11 daarom heb Ik een droogte ontboden over het land en de bergen, over koren en most, over olie en veldvrucht, over mensen en dieren, over al het werk uwer handen!
A tak zavolal jsem sucha na zemi tuto, a na tyto hory, i na obilé, i na víno, a na olej, i na to, což by měla vydávati země, i na lidi, i na dobytek, i na všecku práci rukou.
12 Zorobabel, de zoon van Salatiël, en Jehosjóea de hogepriester, de zoon van Jehosadak, luisterden met al het overige volk naar de stem van Jahweh, hun God, en naar de woorden van den profeet Aggeus, welke Jahweh hem had gelast, tot hen te spreken. En het volk werd met vrees voor Jahweh vervuld.

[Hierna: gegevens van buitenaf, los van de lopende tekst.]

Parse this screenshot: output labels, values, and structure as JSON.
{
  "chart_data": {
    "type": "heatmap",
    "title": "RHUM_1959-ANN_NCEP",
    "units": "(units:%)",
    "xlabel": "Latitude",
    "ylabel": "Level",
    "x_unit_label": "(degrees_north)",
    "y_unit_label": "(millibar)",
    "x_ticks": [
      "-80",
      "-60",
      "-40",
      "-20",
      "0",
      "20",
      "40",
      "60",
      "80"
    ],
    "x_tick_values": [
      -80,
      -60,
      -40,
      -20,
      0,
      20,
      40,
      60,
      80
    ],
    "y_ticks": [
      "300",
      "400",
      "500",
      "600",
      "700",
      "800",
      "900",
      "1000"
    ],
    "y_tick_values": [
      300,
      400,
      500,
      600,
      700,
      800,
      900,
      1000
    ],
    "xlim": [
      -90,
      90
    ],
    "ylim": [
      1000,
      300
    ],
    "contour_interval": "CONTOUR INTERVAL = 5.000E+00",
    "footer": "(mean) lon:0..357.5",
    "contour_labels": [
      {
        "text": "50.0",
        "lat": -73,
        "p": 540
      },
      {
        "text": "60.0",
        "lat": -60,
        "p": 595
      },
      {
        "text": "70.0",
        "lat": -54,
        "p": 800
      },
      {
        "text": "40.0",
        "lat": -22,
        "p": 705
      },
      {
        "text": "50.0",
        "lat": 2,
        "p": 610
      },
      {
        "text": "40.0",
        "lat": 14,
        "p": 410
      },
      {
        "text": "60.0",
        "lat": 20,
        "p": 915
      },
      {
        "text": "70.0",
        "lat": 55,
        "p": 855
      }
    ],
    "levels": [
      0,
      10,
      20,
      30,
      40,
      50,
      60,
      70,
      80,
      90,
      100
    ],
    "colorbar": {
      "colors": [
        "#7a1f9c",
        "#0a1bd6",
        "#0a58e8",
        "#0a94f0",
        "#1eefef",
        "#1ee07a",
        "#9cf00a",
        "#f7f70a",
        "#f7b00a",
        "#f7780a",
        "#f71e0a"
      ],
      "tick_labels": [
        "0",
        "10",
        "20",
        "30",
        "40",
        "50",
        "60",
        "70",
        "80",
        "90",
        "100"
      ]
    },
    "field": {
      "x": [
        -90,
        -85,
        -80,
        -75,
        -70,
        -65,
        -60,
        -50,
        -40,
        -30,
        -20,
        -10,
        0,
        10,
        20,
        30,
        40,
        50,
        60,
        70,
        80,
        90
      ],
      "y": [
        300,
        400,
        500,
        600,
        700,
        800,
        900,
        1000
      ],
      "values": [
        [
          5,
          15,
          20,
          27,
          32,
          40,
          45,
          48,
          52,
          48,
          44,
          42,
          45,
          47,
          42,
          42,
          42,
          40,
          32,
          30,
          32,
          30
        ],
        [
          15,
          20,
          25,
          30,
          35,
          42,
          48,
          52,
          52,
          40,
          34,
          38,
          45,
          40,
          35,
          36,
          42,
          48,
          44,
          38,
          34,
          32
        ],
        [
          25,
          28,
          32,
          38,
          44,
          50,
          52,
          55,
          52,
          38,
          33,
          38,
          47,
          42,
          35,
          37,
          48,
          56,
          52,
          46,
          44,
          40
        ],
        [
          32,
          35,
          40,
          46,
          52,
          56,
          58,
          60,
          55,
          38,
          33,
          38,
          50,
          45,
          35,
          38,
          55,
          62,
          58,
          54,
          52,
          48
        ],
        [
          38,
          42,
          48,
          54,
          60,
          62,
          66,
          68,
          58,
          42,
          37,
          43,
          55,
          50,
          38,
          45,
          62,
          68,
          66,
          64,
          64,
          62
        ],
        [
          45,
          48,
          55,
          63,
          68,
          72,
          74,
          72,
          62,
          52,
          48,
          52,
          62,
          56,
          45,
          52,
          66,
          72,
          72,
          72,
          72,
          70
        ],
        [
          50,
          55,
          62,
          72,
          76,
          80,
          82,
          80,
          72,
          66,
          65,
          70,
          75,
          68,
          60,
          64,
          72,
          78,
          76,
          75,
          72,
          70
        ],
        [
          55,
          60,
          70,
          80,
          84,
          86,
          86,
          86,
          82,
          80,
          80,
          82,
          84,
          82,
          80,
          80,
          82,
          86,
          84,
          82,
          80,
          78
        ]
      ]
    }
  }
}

I uposlechl Zorobábel syn Salatielův, a Jozue syn Jozadakův, kněz nejvyšší, i všickni ostatkové lidu hlasu Hospodina Boha svého, a slov Aggea proroka, poněvadž jej poslal Hospodin Bůh jejich; nebo se bál lid tváři Hospodinovy.
13 Toen sprak Aggeüs, de gezant van Jahweh, in opdracht van Jahweh tot het volk: Ik ben met u, is de godsspraak van Jahweh!
Tedy Aggeus posel Hospodinův mluvil lidu v poselství Hospodinovu, řka: Já s vámi jsem, praví Hospodin.
14 Zo prikkelde Jahweh de ijver van Zorobabel, den zoon van Salatiël en landvoogd van Juda, de ijver van Jehosjóea, den hogepriester en zoon van Jehosadak, de ijver ook van al het overige volk, zodat zij begonnen te werken aan het huis van Jahweh der heirscharen, hun God.
V tom vzbudil Hospodin ducha Zorobábele syna Salatielova, knížete Judského, a ducha Jozue syna Jozadakova, kněze nejvyššího, a ducha ostatků všeho lidu, a přišedše, dělali dílo v domě Hospodina zástupů, Boha svého.
15 Men begon op de vier en twintigste dag van de zesde maand, in het tweede jaar van koning Darius.
Dne dvadcátého čtvrtého, měsíce šestého, léta druhého Daria krále.